Amazon.com Review
Disobedience is Naomi Alderman's richly told, endearingly evocative tale of two women and the choices they make as they come to terms with their identities in a traditional Orthodox Jewish community. In this groundbreaking debut, Alderman puts her characters to work, forcing them to confront issues of rebellion, isolation, loneliness and self-acceptance in a place where deviating from the norm often results in cold stares and hushed whispers at the kosher butcher shop.
Ronit Krushka is a lapsed Orthodox Jew, who fled the confines of Hendon, England, and her traditional upbringing for a secular lifestyle on Manhattan's Upper West Side. When her father, the community's revered Rabbi passes away, Ronit returns home to retrieve her mother's precious Shabbat candlesticks, and to revisit her troubled past. She reconnects with Esti, a former lover, whose choices have left her unsure and unfulfilled. As Ronit and Esti navigate through the demons of their past, each woman is forced to decide what kind of life she wants to lead, and with whom she wants to share it.
Alderman alternates between a lyrical and familiar style, introducing each chapter with a page of religious commentary that relates directly to the novel.
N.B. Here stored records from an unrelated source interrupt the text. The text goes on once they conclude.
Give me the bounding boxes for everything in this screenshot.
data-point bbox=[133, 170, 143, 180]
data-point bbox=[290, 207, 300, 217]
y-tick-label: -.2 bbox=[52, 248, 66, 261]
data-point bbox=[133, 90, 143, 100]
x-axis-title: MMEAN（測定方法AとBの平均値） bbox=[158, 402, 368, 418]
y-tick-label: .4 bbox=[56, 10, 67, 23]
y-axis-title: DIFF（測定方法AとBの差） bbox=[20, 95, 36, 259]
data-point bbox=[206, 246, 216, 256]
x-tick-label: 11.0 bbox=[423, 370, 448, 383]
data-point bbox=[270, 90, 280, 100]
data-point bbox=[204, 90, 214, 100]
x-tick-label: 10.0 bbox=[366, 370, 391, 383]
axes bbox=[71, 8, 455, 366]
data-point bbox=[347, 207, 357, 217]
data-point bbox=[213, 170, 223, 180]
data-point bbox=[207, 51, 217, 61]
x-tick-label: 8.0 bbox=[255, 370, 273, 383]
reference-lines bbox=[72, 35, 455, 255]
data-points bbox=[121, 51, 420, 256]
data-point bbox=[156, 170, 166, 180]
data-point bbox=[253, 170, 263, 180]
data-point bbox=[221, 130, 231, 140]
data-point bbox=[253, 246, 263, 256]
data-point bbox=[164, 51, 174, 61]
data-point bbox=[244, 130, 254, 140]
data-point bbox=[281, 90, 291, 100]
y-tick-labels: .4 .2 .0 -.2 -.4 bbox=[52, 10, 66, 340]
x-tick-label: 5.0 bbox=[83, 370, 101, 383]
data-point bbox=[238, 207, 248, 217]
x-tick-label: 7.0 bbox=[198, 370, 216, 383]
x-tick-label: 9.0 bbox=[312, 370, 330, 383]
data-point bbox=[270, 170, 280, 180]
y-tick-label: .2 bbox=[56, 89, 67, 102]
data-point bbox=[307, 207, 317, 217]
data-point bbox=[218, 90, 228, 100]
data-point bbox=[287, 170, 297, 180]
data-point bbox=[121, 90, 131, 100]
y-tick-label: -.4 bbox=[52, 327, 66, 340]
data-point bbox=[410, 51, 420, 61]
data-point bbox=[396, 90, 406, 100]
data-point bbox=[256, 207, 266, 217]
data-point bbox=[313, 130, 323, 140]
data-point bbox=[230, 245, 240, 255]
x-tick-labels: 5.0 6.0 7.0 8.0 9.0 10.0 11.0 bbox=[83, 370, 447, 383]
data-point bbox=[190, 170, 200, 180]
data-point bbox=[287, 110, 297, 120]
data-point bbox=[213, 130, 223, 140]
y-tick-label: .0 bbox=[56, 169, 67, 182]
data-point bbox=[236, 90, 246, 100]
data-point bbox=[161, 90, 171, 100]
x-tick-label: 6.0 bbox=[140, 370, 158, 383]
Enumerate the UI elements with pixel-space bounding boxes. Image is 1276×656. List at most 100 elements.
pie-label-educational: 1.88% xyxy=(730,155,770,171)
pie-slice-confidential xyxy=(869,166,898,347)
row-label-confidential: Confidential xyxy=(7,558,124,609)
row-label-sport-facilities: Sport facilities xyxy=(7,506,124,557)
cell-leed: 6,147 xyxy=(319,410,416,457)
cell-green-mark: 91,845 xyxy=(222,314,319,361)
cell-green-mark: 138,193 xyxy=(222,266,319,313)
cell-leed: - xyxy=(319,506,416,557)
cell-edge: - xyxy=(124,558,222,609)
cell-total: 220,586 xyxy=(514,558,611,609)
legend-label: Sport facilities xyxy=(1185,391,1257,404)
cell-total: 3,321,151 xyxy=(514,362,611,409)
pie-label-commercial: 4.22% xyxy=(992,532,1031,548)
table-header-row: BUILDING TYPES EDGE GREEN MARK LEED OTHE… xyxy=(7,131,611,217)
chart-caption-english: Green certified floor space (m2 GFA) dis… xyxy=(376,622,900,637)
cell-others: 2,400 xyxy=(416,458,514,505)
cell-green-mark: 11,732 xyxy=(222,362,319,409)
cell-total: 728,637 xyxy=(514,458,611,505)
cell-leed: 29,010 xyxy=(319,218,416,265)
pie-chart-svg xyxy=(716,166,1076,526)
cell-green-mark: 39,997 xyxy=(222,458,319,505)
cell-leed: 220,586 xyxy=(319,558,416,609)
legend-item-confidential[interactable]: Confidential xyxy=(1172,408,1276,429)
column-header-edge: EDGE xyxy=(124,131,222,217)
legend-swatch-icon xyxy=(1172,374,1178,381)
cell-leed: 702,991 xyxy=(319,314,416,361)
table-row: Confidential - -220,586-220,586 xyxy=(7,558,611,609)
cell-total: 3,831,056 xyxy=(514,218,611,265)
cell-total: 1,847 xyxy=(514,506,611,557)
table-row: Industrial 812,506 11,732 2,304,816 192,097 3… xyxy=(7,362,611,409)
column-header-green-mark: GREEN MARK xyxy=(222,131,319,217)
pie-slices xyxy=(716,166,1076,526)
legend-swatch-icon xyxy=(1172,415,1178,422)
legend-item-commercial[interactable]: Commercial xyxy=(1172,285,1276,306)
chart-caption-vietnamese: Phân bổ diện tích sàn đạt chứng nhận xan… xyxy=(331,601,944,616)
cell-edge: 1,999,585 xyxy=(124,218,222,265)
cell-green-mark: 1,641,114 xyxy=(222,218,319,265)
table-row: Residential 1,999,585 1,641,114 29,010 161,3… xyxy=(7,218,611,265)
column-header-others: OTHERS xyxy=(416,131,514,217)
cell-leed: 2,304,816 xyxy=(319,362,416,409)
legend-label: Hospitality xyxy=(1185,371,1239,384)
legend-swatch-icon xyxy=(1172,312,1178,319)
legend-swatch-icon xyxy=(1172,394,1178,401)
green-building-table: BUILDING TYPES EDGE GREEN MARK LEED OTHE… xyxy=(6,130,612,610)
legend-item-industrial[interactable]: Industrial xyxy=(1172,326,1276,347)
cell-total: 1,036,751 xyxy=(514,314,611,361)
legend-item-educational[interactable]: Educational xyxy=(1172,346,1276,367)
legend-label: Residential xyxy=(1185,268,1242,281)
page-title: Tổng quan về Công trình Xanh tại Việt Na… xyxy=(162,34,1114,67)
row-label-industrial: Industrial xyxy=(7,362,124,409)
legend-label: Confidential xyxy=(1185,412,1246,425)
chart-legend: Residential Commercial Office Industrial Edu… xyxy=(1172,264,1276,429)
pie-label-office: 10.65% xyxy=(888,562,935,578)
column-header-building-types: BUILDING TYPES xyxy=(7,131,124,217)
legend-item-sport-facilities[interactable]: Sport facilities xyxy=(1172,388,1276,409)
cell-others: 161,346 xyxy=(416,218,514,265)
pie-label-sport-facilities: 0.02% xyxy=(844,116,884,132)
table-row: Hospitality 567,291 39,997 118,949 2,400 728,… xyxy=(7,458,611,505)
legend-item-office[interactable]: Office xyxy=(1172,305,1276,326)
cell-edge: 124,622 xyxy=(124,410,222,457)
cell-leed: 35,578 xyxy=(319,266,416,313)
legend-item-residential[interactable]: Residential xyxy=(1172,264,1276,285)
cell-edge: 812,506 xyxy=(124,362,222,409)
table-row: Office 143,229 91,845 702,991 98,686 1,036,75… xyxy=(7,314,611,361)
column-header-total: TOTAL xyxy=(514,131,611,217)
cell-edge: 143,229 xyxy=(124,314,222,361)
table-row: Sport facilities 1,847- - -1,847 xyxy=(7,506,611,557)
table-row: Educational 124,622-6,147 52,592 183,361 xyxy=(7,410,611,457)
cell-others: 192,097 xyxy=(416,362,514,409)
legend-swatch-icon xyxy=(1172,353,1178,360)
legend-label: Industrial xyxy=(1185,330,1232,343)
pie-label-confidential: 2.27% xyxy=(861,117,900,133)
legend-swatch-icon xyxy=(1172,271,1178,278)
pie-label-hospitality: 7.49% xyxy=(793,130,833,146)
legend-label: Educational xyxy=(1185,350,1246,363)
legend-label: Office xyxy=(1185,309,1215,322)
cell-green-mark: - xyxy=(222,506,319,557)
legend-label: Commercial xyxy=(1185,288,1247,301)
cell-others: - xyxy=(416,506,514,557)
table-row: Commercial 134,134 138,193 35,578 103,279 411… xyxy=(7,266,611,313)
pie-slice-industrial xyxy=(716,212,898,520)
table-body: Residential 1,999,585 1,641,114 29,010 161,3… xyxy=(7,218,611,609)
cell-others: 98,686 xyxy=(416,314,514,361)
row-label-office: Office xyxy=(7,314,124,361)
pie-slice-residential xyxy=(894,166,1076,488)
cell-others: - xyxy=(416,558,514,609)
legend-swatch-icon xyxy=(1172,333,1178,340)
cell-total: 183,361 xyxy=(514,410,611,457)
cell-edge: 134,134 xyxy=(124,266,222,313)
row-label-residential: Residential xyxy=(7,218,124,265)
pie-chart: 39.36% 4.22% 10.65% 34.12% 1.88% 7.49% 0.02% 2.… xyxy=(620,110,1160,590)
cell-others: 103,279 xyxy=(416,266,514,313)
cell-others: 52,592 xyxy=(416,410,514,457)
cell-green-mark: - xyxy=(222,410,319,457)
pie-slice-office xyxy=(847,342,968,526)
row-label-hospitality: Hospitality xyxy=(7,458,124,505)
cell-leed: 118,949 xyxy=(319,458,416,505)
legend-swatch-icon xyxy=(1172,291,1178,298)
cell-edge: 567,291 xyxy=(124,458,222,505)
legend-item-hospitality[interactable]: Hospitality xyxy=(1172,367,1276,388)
While the commentary is interesting, readers may find themselves skimming it as the plot thickens and these introductions become more like diversions from the story's main message. Still, interruptions aside, Disobedience marks an important debut, and one that extends outside the lives of these characters to personify the struggle between conformity and individualism for everyone who has felt like an outsider. --Gisele Toueg
From Publishers Weekly
Alderman draws on her Orthodox Jewish upbringing and current life in Hendon, England, for her entertaining debut, which won the Orange Prize for New Writers after it was published in the U.K. in March. In writing about the inhabitants of this small, gossipy society, Alderman cleverly uses a slightly sinister, omniscient "we" to represent a community that speaks with one voice, and her descriptions of Orthodox customs are richly embroidered. Alternating with this perspective is the first-person narrative of Ronit Krushka, a woman who has left the community and is now a financial analyst in New York. After the death of her estranged father, a powerful rabbi, Ronit returns to England to mourn her father and to confront her past, including a female lover. But Ronit's shock that an Orthodox lesbian would marry a man rings false, as does her casually condescending attitude toward the community. By the time of the theatrical, unrealistic climax, Ronit's struggle between religious and secular imperatives gets reduced to cliché ("all we have, in the end, are the choices we make"), but Ronit works well as a vehicle for the opinion that even the most alienated New York Judaism is preferable to the English version, where "the Jewish fear of being noticed and the natural British reticence interact."